Runbook: SslCertificateExpiresSoon Alert

Alert Details

  • Alert Name: SslCertificateExpiresSoon
  • Expression: (min without (cluster) (probe_ssl_earliest_cert_expiry{job=~".+", nanocosmosGroup=~".+", environment=~".+"}) - time()) / 3600 / 24 <=

Description

This alert is triggered when the SSL certificate for any job within a specific group (nanocosmosGroup) and environment (environment) is about to expire within a specified number of days. This indicates that the SSL certificate needs to be renewed soon to avoid service disruptions.

Possible Causes

  1. SSL certificate is nearing its expiration date.
  2. Misconfiguration of the SSL certificate monitoring.
  3. Delays in the certificate renewal process.

Troubleshooting Steps

1. Check SSL Certificate Expiry Date

Verify the expiry date of the SSL certificate for the target service.

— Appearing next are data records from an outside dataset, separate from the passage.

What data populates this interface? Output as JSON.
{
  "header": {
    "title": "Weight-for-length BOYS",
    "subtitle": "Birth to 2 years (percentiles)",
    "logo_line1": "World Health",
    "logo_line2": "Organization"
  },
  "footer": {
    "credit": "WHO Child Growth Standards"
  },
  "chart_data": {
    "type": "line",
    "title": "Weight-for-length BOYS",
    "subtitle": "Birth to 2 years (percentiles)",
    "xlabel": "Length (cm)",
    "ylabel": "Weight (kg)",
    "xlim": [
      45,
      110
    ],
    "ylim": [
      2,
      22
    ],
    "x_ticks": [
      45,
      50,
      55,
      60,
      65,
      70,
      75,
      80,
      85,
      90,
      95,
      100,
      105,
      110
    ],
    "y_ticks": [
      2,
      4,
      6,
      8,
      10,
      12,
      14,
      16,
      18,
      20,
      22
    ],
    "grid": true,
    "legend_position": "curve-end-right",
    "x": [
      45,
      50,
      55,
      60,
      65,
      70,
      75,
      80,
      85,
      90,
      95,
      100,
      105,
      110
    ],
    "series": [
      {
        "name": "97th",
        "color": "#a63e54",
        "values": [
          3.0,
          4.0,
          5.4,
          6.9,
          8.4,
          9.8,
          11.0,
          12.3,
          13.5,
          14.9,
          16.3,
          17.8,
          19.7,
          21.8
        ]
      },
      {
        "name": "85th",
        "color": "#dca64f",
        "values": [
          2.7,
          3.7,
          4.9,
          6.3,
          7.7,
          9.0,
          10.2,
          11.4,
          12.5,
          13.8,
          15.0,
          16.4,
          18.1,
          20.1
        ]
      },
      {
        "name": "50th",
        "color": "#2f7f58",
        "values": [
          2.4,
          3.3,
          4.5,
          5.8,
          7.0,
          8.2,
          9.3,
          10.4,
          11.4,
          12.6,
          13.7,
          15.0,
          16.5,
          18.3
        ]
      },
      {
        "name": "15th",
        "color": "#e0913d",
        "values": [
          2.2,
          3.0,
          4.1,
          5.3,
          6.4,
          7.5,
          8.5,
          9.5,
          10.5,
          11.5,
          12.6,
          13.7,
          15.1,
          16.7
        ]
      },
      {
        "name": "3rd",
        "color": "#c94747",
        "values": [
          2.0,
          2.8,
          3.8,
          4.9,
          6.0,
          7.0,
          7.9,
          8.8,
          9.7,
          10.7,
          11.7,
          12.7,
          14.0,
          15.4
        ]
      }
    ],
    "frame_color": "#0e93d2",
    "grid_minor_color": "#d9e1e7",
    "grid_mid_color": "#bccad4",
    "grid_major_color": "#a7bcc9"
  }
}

# Example: Check SSL certificate expiry date using OpenSSL
echo | openssl s_client -connect <target_hostname_or_ip>:443 2>/dev/null | openssl x509 -noout -dates

Expected Output:

notBefore=Nov 13 00:00:00 2023 GMT
notAfter=Nov 13 00:00:00 2024 GMT

2. Renew SSL Certificate

If the certificate is nearing its expiry date, renew it using your certificate authority (CA).

# Example: Renew SSL certificate using Certbot (for Let's Encrypt)
sudo certbot renew

Expected Output:

Saving debug log to /var/log/letsencrypt/letsencrypt.log
Cert not yet due for renewal
...

3. Verify SSL Certificate Renewal

After renewing the certificate, verify that the new certificate is in place and has the correct expiry date.

# Example: Verify the new SSL certificate expiry date
echo | openssl s_client -connect <target_hostname_or_ip>:443 2>/dev/null | openssl x509 -noout -dates

Expected Output:

notBefore=Nov 13 00:00:00 2024 GMT
notAfter=Nov 13 00:00:00 2025 GMT

4. Check Probe Configuration

Ensure that the probe is correctly configured to monitor the SSL certificate expiry.

# Example: Check probe configuration
cat /etc/prometheus/prometheus.yml | grep -A 10 'scrape_configs:'

Expected Output:

scrape_configs:
  - job_name: 'probe'
    metrics_path: /probe
    params:
      module: [ssl_earliest_cert_expiry]
    static_configs:
      - targets:
        - <target_hostname_or_ip>
...

5. Review Logs

Check the logs of the probe for any errors or warnings related to SSL certificate monitoring.

# Example: Review logs of the probe
cat /var/log/prometheus/probe.log | tail -n 50

Expected Output:

<timestamp> <log_level> <log_message>
...

Additional Steps

If the issue persists, consider:

  • Contacting your certificate authority (CA) for assistance with the renewal process.
  • Checking for any automation issues in the certificate renewal process.
  • Contacting the network or system administrator for further investigation.